[druid-user] The peons are DoS-ing the Coordinator. How to resolve this?

Didip_Kerabat · June 4, 2022, 2:59pm

When having a lot of MiddleManagers (300-600, each with 2 workers), it looks like they are DoS-ing the Coordinator with tons of LDAP user cache lookup. See:
at org.apache.druid.query.lookup.LookupReferencesManager.fetchLookupsForTier(LookupReferencesManager.java:576) ~[druid-server-0.22.0.jar:0.22.0]
at org.apache.druid.query.lookup.LookupReferencesManager.tryGetLookupListFromCoordinator(LookupReferencesManager.java:429) ~[druid-server-0.22.0.jar:0.22.0]
at org.apache.druid.query.lookup.LookupReferencesManager.lambda$getLookupListFromCoordinator$4(LookupReferencesManager.java:407) ~[druid-server-0.22.0.jar:0.22.0]
org.apache.druid.query.lookup.LookupReferencesManager.getLookupListFromCoordinator(LookupReferencesManager.java:397) ~[druid-server-0.22.0.jar:0.22.0]
at org.apache.druid.query.lookup.LookupReferencesManager.getLookupsList(LookupReferencesManager.java:374) ~[druid-server-0.22.0.jar:0.22.0]
at org.apache.druid.query.lookup.LookupReferencesManager.loadAllLookupsAndInitStateRef(LookupReferencesManager.java:357) ~[druid-server-0.22.0.jar:0.22.0]
at org.apache.druid.query.lookup.LookupReferencesManager.start(LookupReferencesManager.java:157) ~[druid-server-0.22.0.jar:0.22.0]

We are running 5 Coordinators, each have 50GB of RAM with 7 CPU and configured with 500 threads. The coordinator log looks very clean as well.

I tried changing the poolingInterval to 10 minutes, but looks like the problem is still there.

How to resolve this issue?

Didip_Kerabat · June 4, 2022, 3:00pm

I forgot to mention the Druid version: 0.22.0 with JDK 8.

Ben_Krug · June 6, 2022, 5:52pm

I’m curious (so I can learn something) why you say LDAP? Do you use tiers for the lookups? Every peon on every MM is going to load lookups on startup, that’s a lot of lookups loading. If all the lookups aren’t needed for the peons, tiers might help.

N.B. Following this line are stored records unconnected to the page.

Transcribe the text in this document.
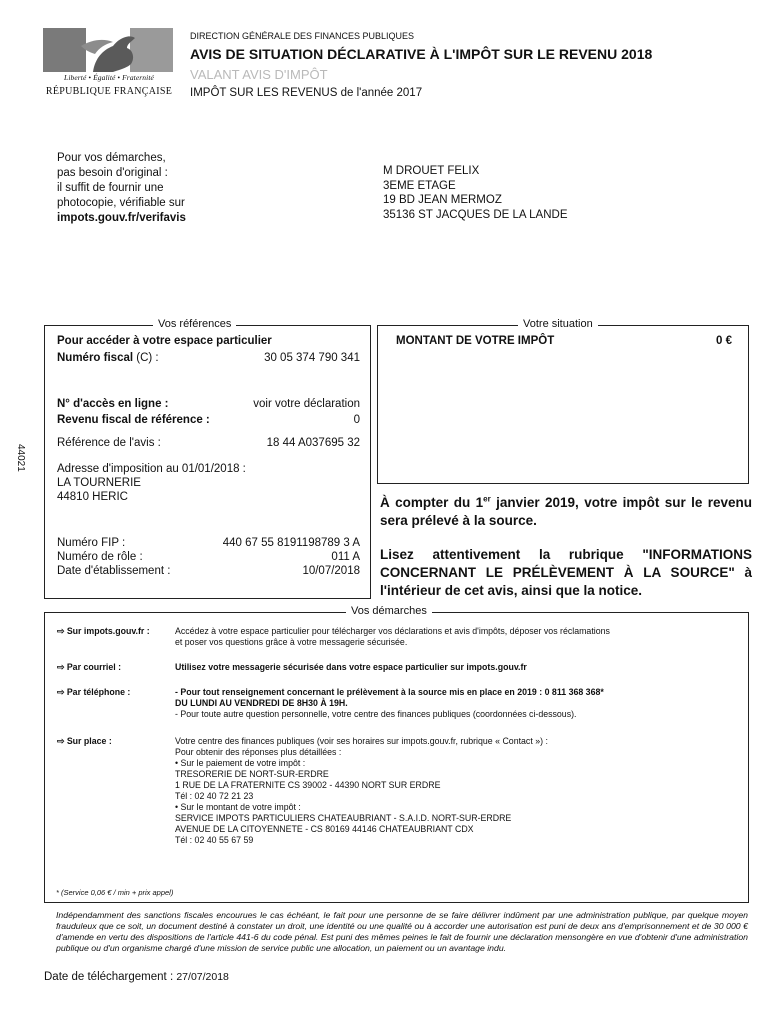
Liberté • Égalité • Fraternité
RÉPUBLIQUE FRANÇAISE
DIRECTION GÉNÉRALE DES FINANCES PUBLIQUES
AVIS DE SITUATION DÉCLARATIVE À L'IMPÔT SUR LE REVENU 2018
VALANT AVIS D'IMPÔT
IMPÔT SUR LES REVENUS de l'année 2017
Pour vos démarches,
pas besoin d'original :
il suffit de fournir une
photocopie, vérifiable sur
impots.gouv.fr/verifavis
M DROUET FELIX
3EME ETAGE
19 BD JEAN MERMOZ
35136 ST JACQUES DE LA LANDE
Vos références
Pour accéder à votre espace particulier
Numéro fiscal (C) :	30 05 374 790 341
N° d'accès en ligne :	voir votre déclaration
Revenu fiscal de référence :	0
Référence de l'avis :	18 44 A037695 32
Adresse d'imposition au 01/01/2018 :
LA TOURNERIE
44810 HERIC
Numéro FIP :	440 67 55 8191198789 3 A
Numéro de rôle :	011 A
Date d'établissement :	10/07/2018
44021
Votre situation
MONTANT DE VOTRE IMPÔT	0 €
À compter du 1er janvier 2019, votre impôt sur le revenu sera prélevé à la source.
Lisez attentivement la rubrique "INFORMATIONS CONCERNANT LE PRÉLÈVEMENT À LA SOURCE" à l'intérieur de cet avis, ainsi que la notice.
Vos démarches
⇨ Sur impots.gouv.fr :	Accédez à votre espace particulier pour télécharger vos déclarations et avis d'impôts, déposer vos réclamations
et poser vos questions grâce à votre messagerie sécurisée.
⇨ Par courriel :	Utilisez votre messagerie sécurisée dans votre espace particulier sur impots.gouv.fr
⇨ Par téléphone :	- Pour tout renseignement concernant le prélèvement à la source mis en place en 2019 : 0 811 368 368*
DU LUNDI AU VENDREDI DE 8H30 À 19H.
- Pour toute autre question personnelle, votre centre des finances publiques (coordonnées ci-dessous).
⇨ Sur place :	Votre centre des finances publiques (voir ses horaires sur impots.gouv.fr, rubrique « Contact ») :
Pour obtenir des réponses plus détaillées :
• Sur le paiement de votre impôt :
TRESORERIE DE NORT-SUR-ERDRE
1 RUE DE LA FRATERNITE CS 39002 - 44390 NORT SUR ERDRE
Tél : 02 40 72 21 23
• Sur le montant de votre impôt :
SERVICE IMPOTS PARTICULIERS CHATEAUBRIANT - S.A.I.D. NORT-SUR-ERDRE
AVENUE DE LA CITOYENNETE - CS 80169 44146 CHATEAUBRIANT CDX
Tél : 02 40 55 67 59
* (Service 0,06 € / min + prix appel)
Indépendamment des sanctions fiscales encourues le cas échéant, le fait pour une personne de se faire délivrer indûment par une administration publique, par quelque moyen frauduleux que ce soit, un document destiné à constater un droit, une identité ou une qualité ou à accorder une autorisation est puni de deux ans d'emprisonnement et de 30 000 € d'amende en vertu des dispositions de l'article 441-6 du code pénal. Est puni des mêmes peines le fait de fournir une déclaration mensongère en vue d'obtenir d'une administration publique ou d'un organisme chargé d'une mission de service public une allocation, un paiement ou un avantage indu.
Date de téléchargement : 27/07/2018
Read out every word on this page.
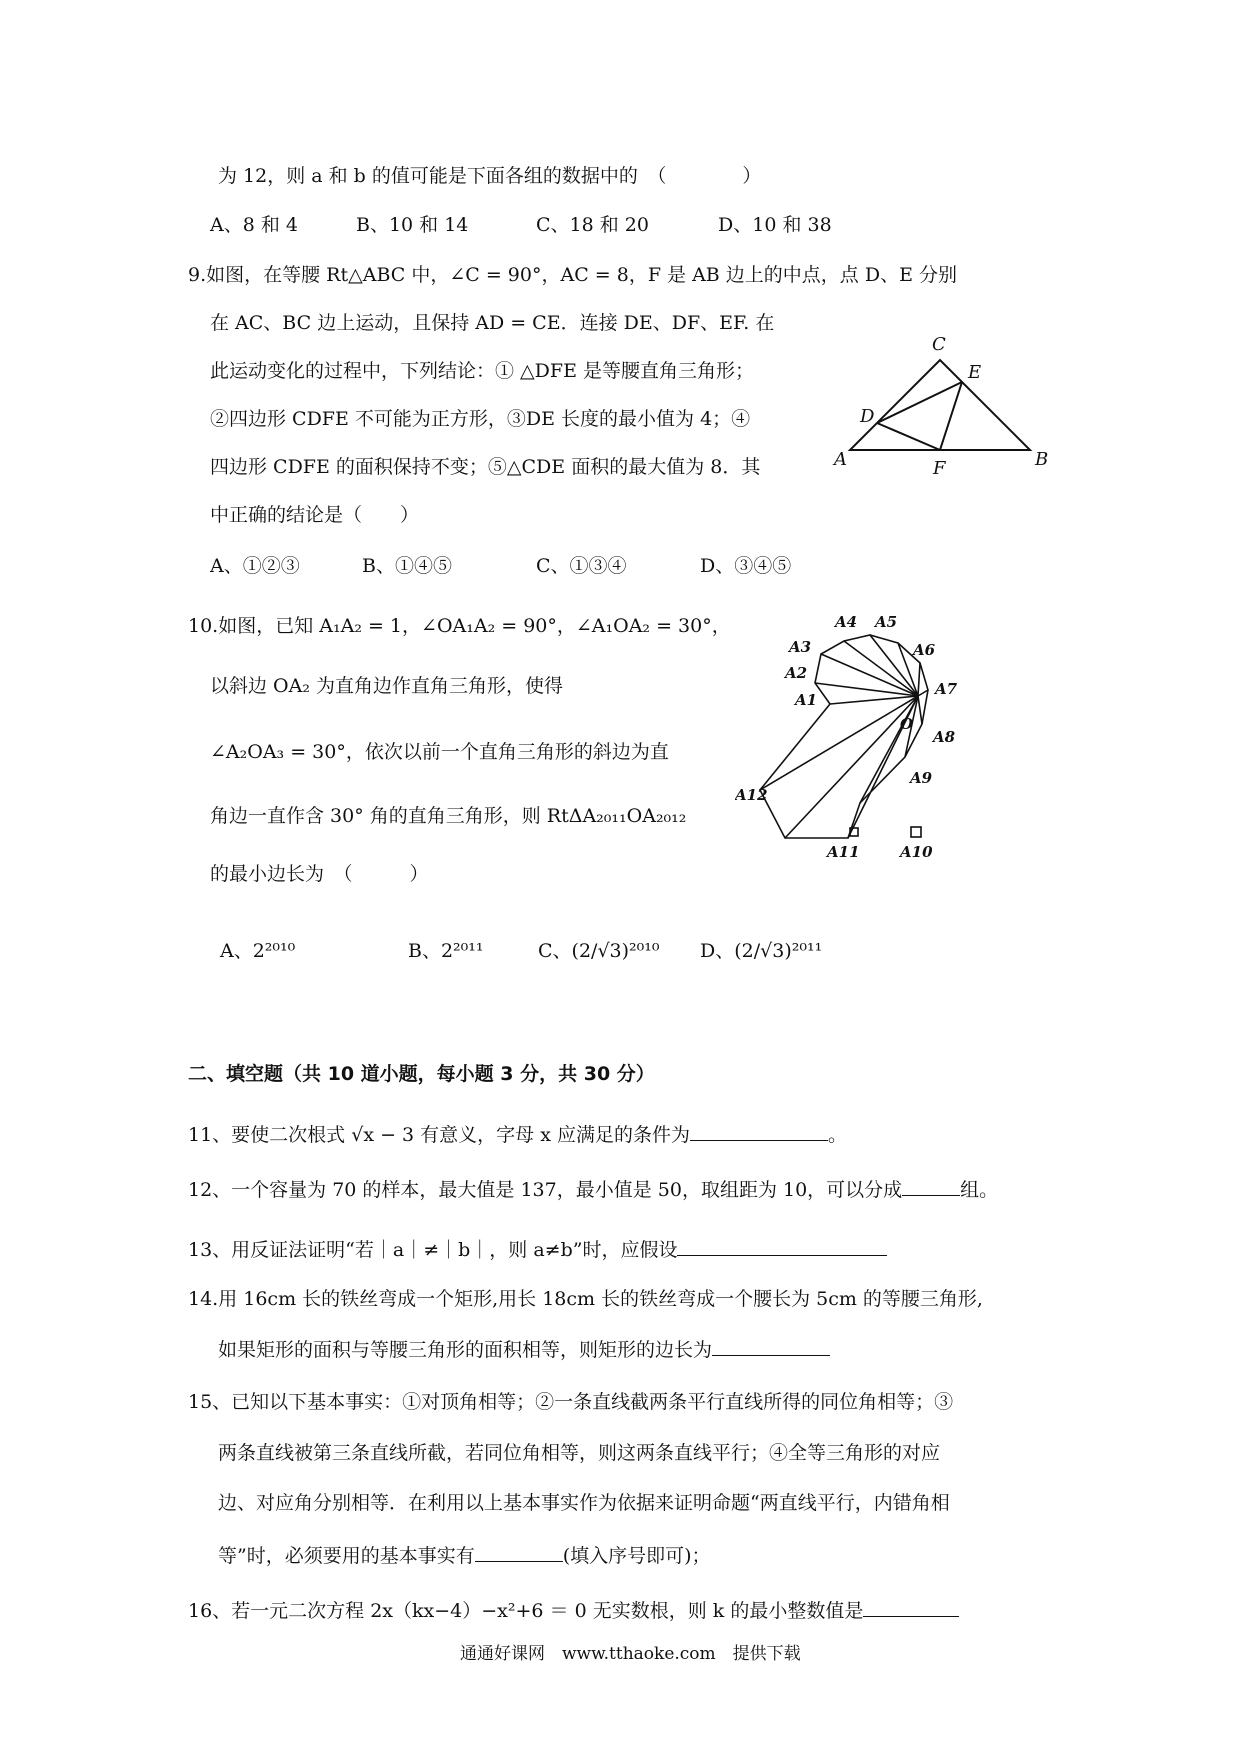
为 12，则 a 和 b 的值可能是下面各组的数据中的　（　　　　）
A、8 和 4	B、10 和 14	C、18 和 20	D、10 和 38
9.如图，在等腰 Rt△ABC 中，∠C = 90°，AC = 8，F 是 AB 边上的中点，点 D、E 分别
在 AC、BC 边上运动，且保持 AD = CE．连接 DE、DF、EF. 在
此运动变化的过程中，下列结论：① △DFE 是等腰直角三角形；
②四边形 CDFE 不可能为正方形，③DE 长度的最小值为 4；④
四边形 CDFE 的面积保持不变；⑤△CDE 面积的最大值为 8．其
中正确的结论是（　　）
A	B
C
D
E
F
A、①②③	B、①④⑤	C、①③④	D、③④⑤
10.如图，已知 A₁A₂ = 1，∠OA₁A₂ = 90°，∠A₁OA₂ = 30°，
以斜边 OA₂ 为直角边作直角三角形，使得
∠A₂OA₃ = 30°，依次以前一个直角三角形的斜边为直
角边一直作含 30° 角的直角三角形，则 RtΔA₂₀₁₁OA₂₀₁₂
的最小边长为　（　　　）
A1
A2
A3
A4 A5
A6
A7
A8
A9
A10
A11
A12
O
A、2²⁰¹⁰	B、2²⁰¹¹	C、(2/√3)²⁰¹⁰ D、(2/√3)²⁰¹¹
二、填空题（共 10 道小题，每小题 3 分，共 30 分）
11、要使二次根式 √x − 3 有意义，字母 x 应满足的条件为	。
12、一个容量为 70 的样本，最大值是 137，最小值是 50，取组距为 10，可以分成	组。
13、用反证法证明“若｜a｜≠｜b｜，则 a≠b”时，应假设
14.用 16cm 长的铁丝弯成一个矩形,用长 18cm 长的铁丝弯成一个腰长为 5cm 的等腰三角形,
如果矩形的面积与等腰三角形的面积相等，则矩形的边长为
15、已知以下基本事实：①对顶角相等；②一条直线截两条平行直线所得的同位角相等；③
两条直线被第三条直线所截，若同位角相等，则这两条直线平行；④全等三角形的对应
边、对应角分别相等．在利用以上基本事实作为依据来证明命题“两直线平行，内错角相
等”时，必须要用的基本事实有	(填入序号即可)；
16、若一元二次方程 2x（kx−4）−x²+6 ＝ 0 无实数根，则 k 的最小整数值是
通通好课网　www.tthaoke.com　提供下载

Didip_Kerabat · June 8, 2022, 1:02pm

Thankfully I can disable the Lookup sync, so that solved the first problem.

But, it looks like MiddleManager has a hard ceiling on how many in the cluster.
We are struggling to run 400-700 MiddleManagers with 2 Peons each.

This is due to the code here CoordinatorPollingBasicAuthenticatorCacheManager .
Every single daemon type including Peon polls the MiddleManager for BasicAuth user information.
Eventually Coordinator gave up to respond when there are so many Peons coming up and down sending this BasicAuth user info request.I tried so many settings between Coordinator/MM/Peon, but nothing can prevent initUserMaps() from breaking.

Didip_Kerabat · June 8, 2022, 1:15pm

Can I skip initUserMaps(); for Peon? I am thinking of adding a condition in.

Didip_Kerabat · June 8, 2022, 2:25pm

I put a condition in that basically says:

if service == ‘peon’ {
// skip initUserMaps()
}

And test ingestion is still able to complete.